Brucia, brucia, brucia
Bruciano gli alberi, i pezzi di legno, bruciano le tane, le frasche, bruciano i frutti degli alberi e i cuccioli dei tassi. La montagna è avvolta da lingue di fuoco. Da lontano sembrano disegnare le corsie di una strada. Due rette di fuoco che corrono parallele abbracciando la montagna.
Il crepitio delle foglie divorate dalle fiamme nasconde ogni altro rumore. Tra gli alberi, trasformati in torce, si possono percepire i versi delle agonie di decine di piccole vite. Il nitrito dei cavalli irrompe oltre la linea del fuoco. Gli animali al pascolo corrono e scalpitano in preda al panico. Corrono in cerchio non sapendo come trovare rifugio col terrore piantato negli occhi.

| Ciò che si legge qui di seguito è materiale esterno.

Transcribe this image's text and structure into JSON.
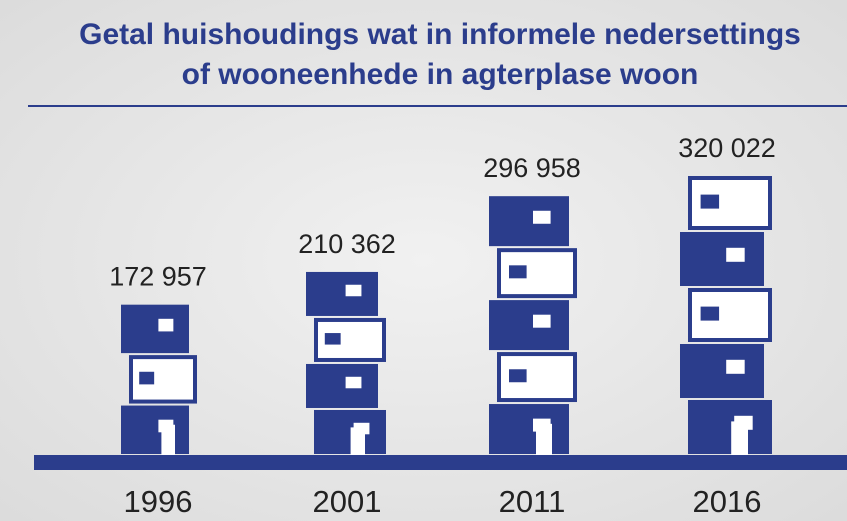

Gli uccelli tentano voli, affannati dal fumo e dal calore sempre più intenso che consuma loro le forze. La notte si illumina, le rocce nude appaiono come altari divorati dalle fiamme sempre più alte. Il tempo si ferma, si alza il vento e l’incendio divampa più in fretta. Da lontano le fiamme sembrano giochi di luce perfetti, sembrano fate di fuoco che danzano al chiarore della luna. Un’orda forsennata di baccanti che devasta e distrugge. Nessuno viene a spegnere i roghi. La notte brucia più in fretta. Si aspetta l’alba e intanto le piccole vite agonizzano e si spengono mentre il fuoco divampa.

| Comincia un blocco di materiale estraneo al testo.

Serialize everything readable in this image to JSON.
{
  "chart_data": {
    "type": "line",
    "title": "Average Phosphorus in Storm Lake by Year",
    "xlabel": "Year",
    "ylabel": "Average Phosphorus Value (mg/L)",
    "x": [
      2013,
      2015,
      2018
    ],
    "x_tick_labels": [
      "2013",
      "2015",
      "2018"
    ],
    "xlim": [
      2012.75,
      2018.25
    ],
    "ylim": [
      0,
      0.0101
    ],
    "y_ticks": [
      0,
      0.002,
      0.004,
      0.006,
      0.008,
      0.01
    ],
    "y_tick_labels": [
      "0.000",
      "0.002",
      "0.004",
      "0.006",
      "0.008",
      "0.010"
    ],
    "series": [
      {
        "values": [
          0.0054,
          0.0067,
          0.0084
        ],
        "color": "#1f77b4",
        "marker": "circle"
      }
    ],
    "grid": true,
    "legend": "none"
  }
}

Nascosto alle pendici della montagna c’è un uomo. Nel buio si vede lo scintillio del suo dente d’oro. Sorride alla notte, alle fiamme, al calore intollerabile. Sorride col suo dente d’oro. Prende l’accendino dalla tasca e si accende una sigaretta rimirando lo spettacolo del fuoco. È orgoglioso, sa di aver fatto un buon lavoro.